Dissident Iranian director Mohammad Rasoulof will be attending the Cannes world premiere of his latest work, “The Seed of the Sacred Fig,” having traveled to Europe clandestinely after receiving an eight-year prison sentence from the country’s authorities for making the film.
Rasoulof decided to leave Iran illegally and arrived in Europe a few days ago, shortly after being sentenced to eight years in prison and flogging by Iran’s Islamic Revolutionary Court. Iranian authorities also pressured the director to pull “The Seed of the Sacred Fig” from the Cannes Film Festival and harassed the film’s producers and actors.
“The Seed of the Sacred Fig” is screening at Cannes in competition on May 24 with Rasoulof in attendance, the film’s publicist confirmed.
“The Seed of the Sacred Fig,” according to the synopsis provided by sales company Films Boutique, centers on Iman — an investigating judge in the Revolutionary Court in Tehran — who grapples with mistrust and paranoia as nationwide political protests intensify and his gun mysteriously disappears. Suspecting the involvement of his wife Najmeh and his daughters, Rezvan and Sana, he imposes drastic measures at home, causing tensions to rise.

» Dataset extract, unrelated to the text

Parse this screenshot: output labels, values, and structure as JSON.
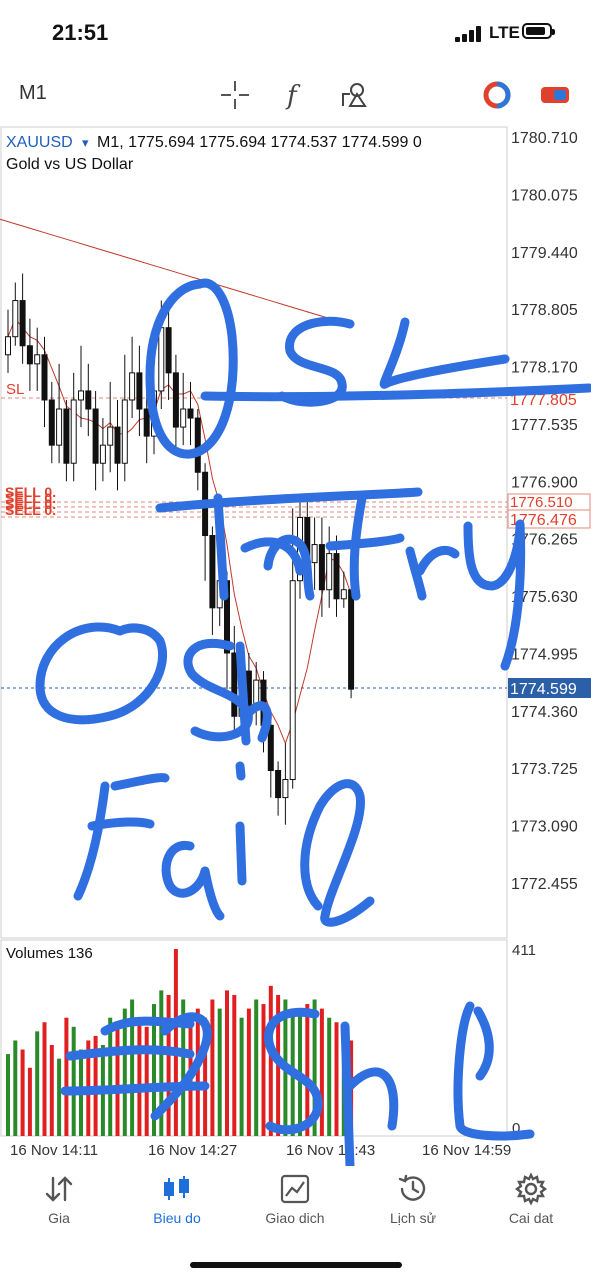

Rasoulof is among Iran’s most prominent directors, even though none of his films have screened in Iran because they have always been banned. In 2011, the year he won two prizes at Cannes with his censorship-themed “Goodbye,” he was sentenced with fellow director Jafar Panahi to six years in prison and a 20-year ban on filmmaking for alleged anti-regime propaganda. His sentence was later suspended and he was released on bail. In 2017, Iranian authorities confiscated Rasoulof’s passport upon his return from the Telluride Film Festival where his “A Man of Integrity,” about corruption and injustice in Iran, had screened.